Don Smith at the world-record 21-tesla ICR magnet.
"The 21-T makes this an easy experiment to do," Smith added. "With other mass spectrometers or at lower fields, it can be extremely difficult, or even impossible."
“This is the reason we come to the MagLab,” Heeren said, “to push imaging boundaries and see molecular detail that would otherwise remain hidden.”
The 21-T has proven to be a remarkably versatile instrument, said Chris Hendrickson, director of the lab's ICR facility and a co-author on the paper. "The experiments it has enabled have run the gamut from medical biology to emerging environmental contaminants."
Smith said this technique could become a powerful tool for health research. Currently the 21-T is routinely used to examine the molecular makeup of, among other types of samples, complex proteins. Future MALDI experiments could reveal not just which molecules are in there, but precisely where in a tissue sample each is located.

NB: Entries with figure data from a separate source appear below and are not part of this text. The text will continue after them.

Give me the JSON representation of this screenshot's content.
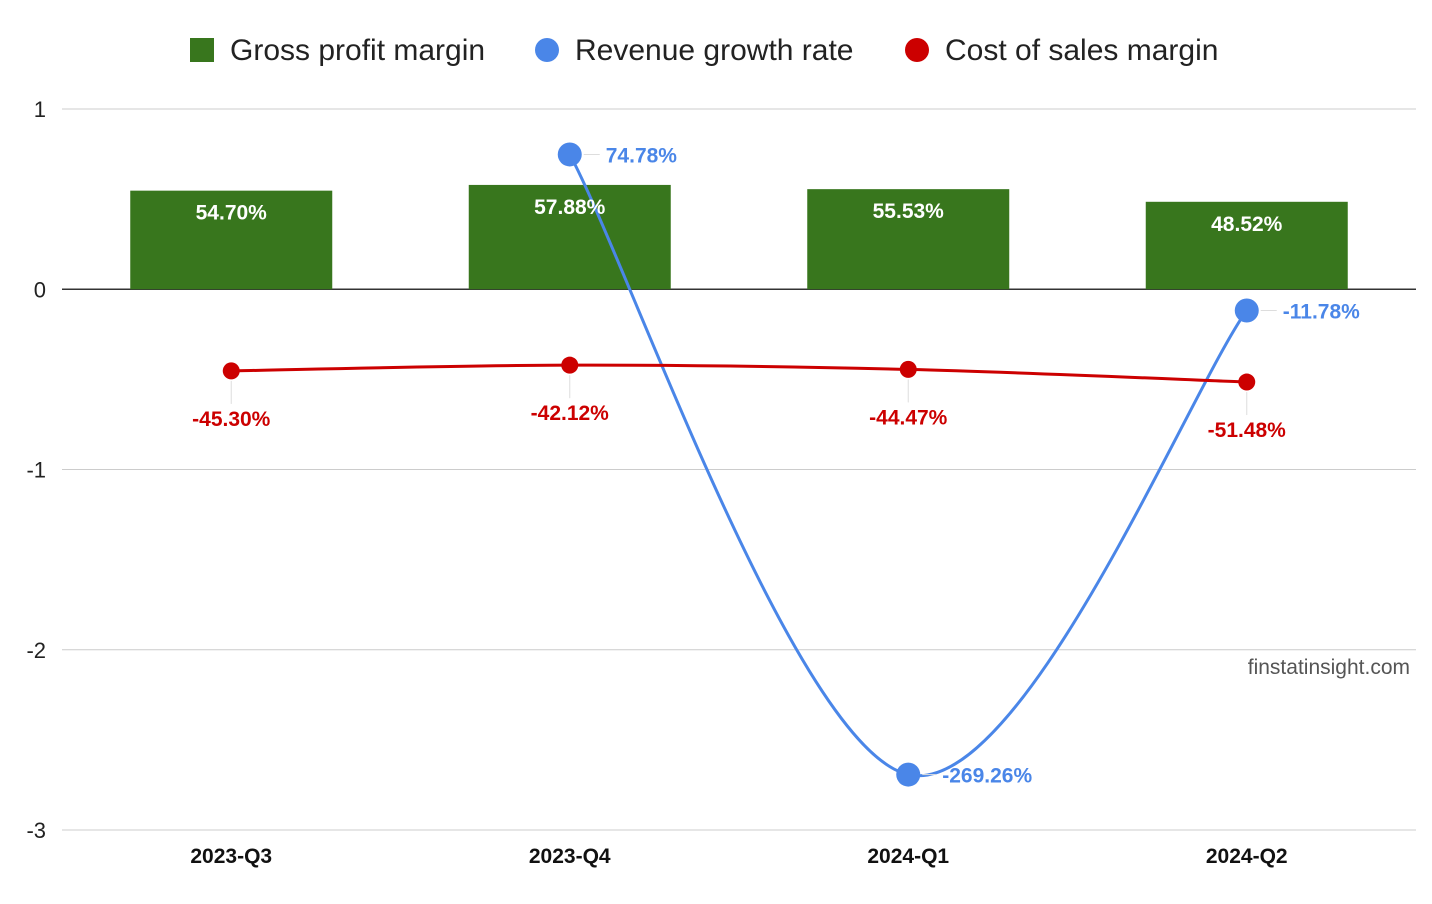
{
  "chart_data": {
    "type": "bar",
    "categories": [
      "2023-Q3",
      "2023-Q4",
      "2024-Q1",
      "2024-Q2"
    ],
    "series": [
      {
        "name": "Gross profit margin",
        "kind": "bar",
        "color": "#38761d",
        "values": [
          0.547,
          0.5788,
          0.5553,
          0.4852
        ],
        "labels": [
          "54.70%",
          "57.88%",
          "55.53%",
          "48.52%"
        ]
      },
      {
        "name": "Revenue growth rate",
        "kind": "line",
        "color": "#4a86e8",
        "values": [
          null,
          0.7478,
          -2.6926,
          -0.1178
        ],
        "labels": [
          null,
          "74.78%",
          "-269.26%",
          "-11.78%"
        ]
      },
      {
        "name": "Cost of sales margin",
        "kind": "line",
        "color": "#cc0000",
        "values": [
          -0.453,
          -0.4212,
          -0.4447,
          -0.5148
        ],
        "labels": [
          "-45.30%",
          "-42.12%",
          "-44.47%",
          "-51.48%"
        ]
      }
    ],
    "ylim": [
      -3,
      1
    ],
    "yticks": [
      1,
      0,
      -1,
      -2,
      -3
    ],
    "grid": true,
    "legend": "top",
    "annotation": "finstatinsight.com"
  }
}
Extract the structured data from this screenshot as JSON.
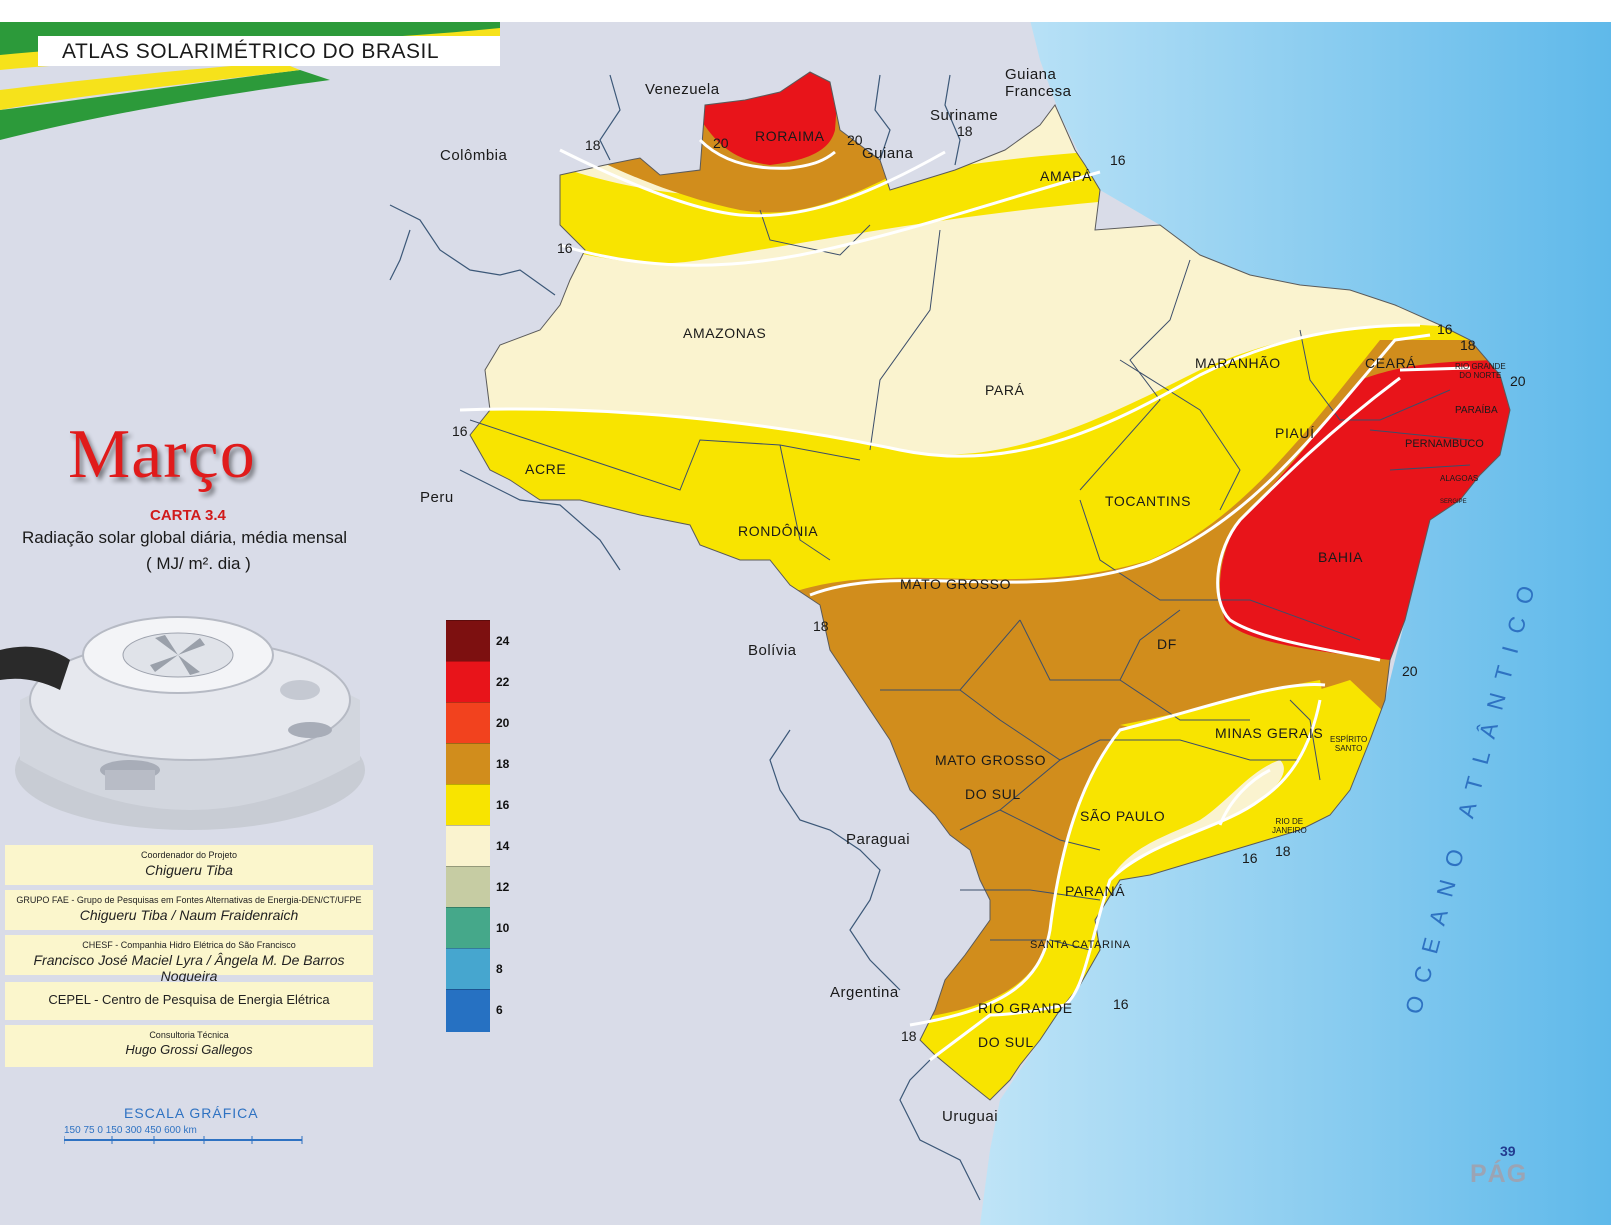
{
  "header": {
    "atlas_title": "ATLAS SOLARIMÉTRICO DO BRASIL"
  },
  "title": {
    "month": "Março",
    "carta": "CARTA 3.4",
    "subtitle": "Radiação solar global diária, média mensal",
    "units": "( MJ/ m². dia )"
  },
  "legend": {
    "items": [
      {
        "value": "24",
        "color": "#7d1010"
      },
      {
        "value": "22",
        "color": "#e8141a"
      },
      {
        "value": "20",
        "color": "#f2421e"
      },
      {
        "value": "18",
        "color": "#d18d1c"
      },
      {
        "value": "16",
        "color": "#f8e400"
      },
      {
        "value": "14",
        "color": "#faf3cf"
      },
      {
        "value": "12",
        "color": "#c6cca3"
      },
      {
        "value": "10",
        "color": "#45a88a"
      },
      {
        "value": "8",
        "color": "#46a6cf"
      },
      {
        "value": "6",
        "color": "#2671c2"
      }
    ]
  },
  "credits": [
    {
      "small": "Coordenador do Projeto",
      "name": "Chigueru  Tiba"
    },
    {
      "small": "GRUPO  FAE - Grupo de Pesquisas em Fontes Alternativas de Energia-DEN/CT/UFPE",
      "name": "Chigueru Tiba /   Naum  Fraidenraich"
    },
    {
      "small": "CHESF  -  Companhia Hidro Elétrica do São Francisco",
      "name": "Francisco José Maciel Lyra / Ângela M. De Barros Nogueira"
    },
    {
      "small": "",
      "name": "CEPEL - Centro de Pesquisa de Energia Elétrica"
    },
    {
      "small": "Consultoria Técnica",
      "name": "Hugo  Grossi Gallegos"
    }
  ],
  "scale": {
    "title": "ESCALA  GRÁFICA",
    "ticks": "150  75   0      150       300      450       600  km"
  },
  "countries": {
    "venezuela": "Venezuela",
    "guiana_francesa": "Guiana\nFrancesa",
    "suriname": "Suriname",
    "guiana": "Guiana",
    "colombia": "Colômbia",
    "peru": "Peru",
    "bolivia": "Bolívia",
    "paraguai": "Paraguai",
    "argentina": "Argentina",
    "uruguai": "Uruguai"
  },
  "states": {
    "roraima": "RORAIMA",
    "amapa": "AMAPÁ",
    "amazonas": "AMAZONAS",
    "para": "PARÁ",
    "maranhao": "MARANHÃO",
    "ceara": "CEARÁ",
    "rio_grande_do_norte": "RIO GRANDE\nDO NORTE",
    "paraiba": "PARAÍBA",
    "pernambuco": "PERNAMBUCO",
    "alagoas": "ALAGOAS",
    "sergipe": "SERGIPE",
    "piaui": "PIAUÍ",
    "acre": "ACRE",
    "rondonia": "RONDÔNIA",
    "tocantins": "TOCANTINS",
    "bahia": "BAHIA",
    "mato_grosso": "MATO  GROSSO",
    "df": "DF",
    "minas_gerais": "MINAS  GERAIS",
    "espirito_santo": "ESPÍRITO\nSANTO",
    "mato_grosso_do_sul_1": "MATO  GROSSO",
    "mato_grosso_do_sul_2": "DO SUL",
    "sao_paulo": "SÃO  PAULO",
    "rio_de_janeiro": "RIO DE\nJANEIRO",
    "parana": "PARANÁ",
    "santa_catarina": "SANTA CATARINA",
    "rio_grande_do_sul_1": "RIO GRANDE",
    "rio_grande_do_sul_2": "DO  SUL"
  },
  "isolines": {
    "n18_left": "18",
    "n20_roraima_l": "20",
    "n20_roraima_r": "20",
    "n18_suriname": "18",
    "n16_amapa": "16",
    "n16_amazonas": "16",
    "n16_acre": "16",
    "n16_ne": "16",
    "n18_ne": "18",
    "n20_ne": "20",
    "n18_bolivia": "18",
    "n20_bahia": "20",
    "n16_rj": "16",
    "n18_rj": "18",
    "n16_sul": "16",
    "n18_sul": "18"
  },
  "ocean": "OCEANO  ATLÂNTICO",
  "page": {
    "number": "39",
    "pag": "PÁG"
  }
}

Cancer researchers could use the technique to examine, on the molecular level, exactly where and how a drug travels through diseased tissue; another scientist could study how an organism responds to exposure to a pollutant. Researchers may even be able to compare examples of the same kind of cell to one another to detect subtle molecular differences. Scientists have been applying to do experiments on the magnet, which is available to them at no cost, on these and other topics.
As for Smith, he and his team (he is hiring a postdoctoral associate to focus on high-resolution MALDI MSI and has acquired new MALDI instrumentation) have their work cut out for them, with plenty of data awaiting analysis.
"We basically tried a little bit of everything," said Smith of last year's experiments.
That's two data sets down, 26 to go.
In addition to Smith, Heeren and Hendrickson, contributors to the article included Andrew Bowman (first author) and Shane Ellis of Maastricht University and National MagLab scientist Greg Blakney. The MALDI instrumentation used for the experiments was made available with support from the Dutch province of Limburg.